[go: up one dir, main page]

  Top

9.5. Wide Character Identifiers

All Virtuoso schema columns are confined to 8-bit character fields. This will remain for backwards compatibility and performance reasons, however, there are two options available for support of non-ASCII identifier names as follows:

  • Maintain an 8-bit system. Pass all 8-bit codes that enter the system and read them back according to the current database character set. This has the convenience of a 1-to-1 correspondence between the character lengths of an identifier and their representation, so it's a subject to like single character wildcards etc.

    This works well only for languages that do have single bit encodings (like western-european languages and cyrillic). But this does not work at all for the far-east languages. It also depends on the database character set and does not allow identifiers to be composed from multiple character sets.
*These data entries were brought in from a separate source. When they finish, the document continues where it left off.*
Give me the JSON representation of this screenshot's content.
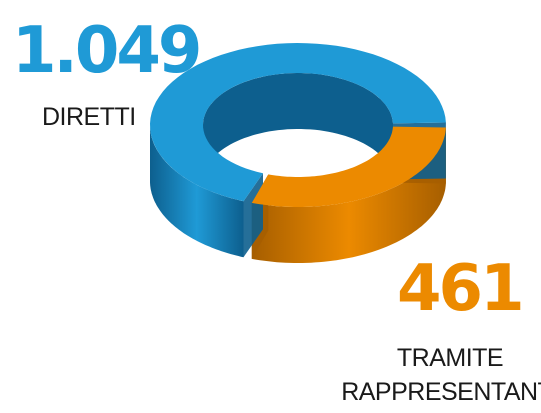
{
  "chart_data": {
    "type": "pie",
    "style": "3d-donut",
    "series": [
      {
        "label": "DIRETTI",
        "value": 1049,
        "display": "1.049",
        "color": "#1f9ad6",
        "shade": "#0d5f8e"
      },
      {
        "label": "TRAMITE RAPPRESENTANTI",
        "label_lines": [
          "TRAMITE",
          "RAPPRESENTANTI"
        ],
        "value": 461,
        "display": "461",
        "color": "#ec8a00",
        "shade": "#a65e00"
      }
    ]
  }
}
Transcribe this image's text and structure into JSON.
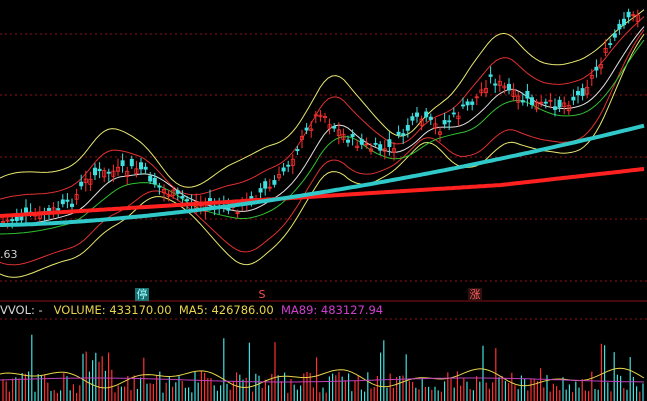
{
  "chart_data": {
    "type": "candlestick-with-volume",
    "price_label": ".63",
    "markers": [
      {
        "label": "停"
      },
      {
        "label": "S"
      },
      {
        "label": "涨"
      }
    ],
    "volume_panel": {
      "name": "VVOL: -",
      "volume": "VOLUME: 433170.00",
      "ma5": "MA5: 426786.00",
      "ma89": "MA89: 483127.94"
    },
    "colors": {
      "up": "#ff3030",
      "down": "#40e0e0",
      "ma_thick_red": "#ff2020",
      "ma_thick_cyan": "#30c8c8",
      "band_yellow": "#e8e870",
      "band_red": "#e03030",
      "band_green": "#30c030",
      "band_white": "#e0e0e0",
      "grid": "#8b1010",
      "vol_ma5": "#e8d44a",
      "vol_ma89": "#c040c0"
    }
  }
}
  • Store all identifiers as UTF-8 encoded unicode strings. This would allow seamless storage and retrieval of ANY character within the unicode character space. This, however, has the disadvantage of the varying character length representation which should be taken into account when comparing identifier names with LIKE.

Virtuoso supports the above cases which are switchable through the "SQL_UTF8_EXECS" = 1/0 flag in the [Client] section of the Virtuoso INI file. Setting SQL_UTF8_EXECS = 1 enables UTF-8 identifier storage and retrieval, whereas setting SQL_UTF8_EXECS = 0 disables it. The default setting is 0: disabled for backwards compatible option.

[Note] Note:

Once a non-ASCII identifier gets stored using a particular setting for the "SQL_UTF8_EXECS" flag and the flag is subsequently changed this will make the stored identifiers unreadable by normal means (but can be read by special means).

When an SQL statement comes into the driver(s) it is expanded into unicode (using either the current database character set if it is a narrow string like in SQLExecDirect, or taking it verbatim as in SQLExecDirectW). The unicode string is then encoded into UTF-8 passed to the SQL parser. The SQL parser knows that it will receive UTF-8 so it takes that into account when parsing the national character literals (N'<literal>') and the "normal" literals ('<literal>'). It will however return identifier names in UTF-8, these will then get stored into the DBMS system tables or compared against them depending on the type of statement.

All returned identifiers will be translated from UTF-8 to Unicode when returned to the client, so the client should never actually see the UTF-8 encoding of the identifiers.

Representing a string in UTF-8 will not change the identifier parsing rules or the SQL applications logic since the SQL special characters - like dot, quote, space etc - are ASCII symbols and they will get represented as a single byte sequence in UTF-8.

The upper/lower functions should be used with care when applied to identifiers: they will get narrow strings in UTF-8, so applying an upper/lower to them may cause damage to the UTF-8 encoding. That is why the identifiers should be converted explicitly to wide strings using the charset_recode function, changed to upper or lower case and then translated back to UTF-8 using the charset_recode function again.

Using single character LIKE patterns against identifiers stored as narrow strings in system tables will generally not work, as a single character may be represented with up to 6 bytes in UTF-8. An exception to that is when using single character pattern to match an ASCII character.

9.5.1. UTF-8 Implementation Notes For ODBC

All wide functions which do return an identifier, like SQLDescribeColW and friends, will return the correct wide literal. For their narrow counterparts, such as SQLDescribeCol, the UTF-8 string will first be converted to a wide string and then to a narrow string using the current database character set. However, an extension to the ODBC standard has been implemented instructing all result set returning meta-data functions, such as SQLTables and SQLTablesW, to return SQL_NVARCHAR instead of SQL_VARCHAR columns. This is not a problem for most applications since all they do is to map the result to SQL_C_CHAR on retrieval which will convert the wide string to the appropriate narrow string inside the driver using the current database character set. This will cause problems with narrow applications like MS Query, trying to get identifiers not representable in the current narrow character set, because all they will get is the "untranslatable char" mark (currently a question mark).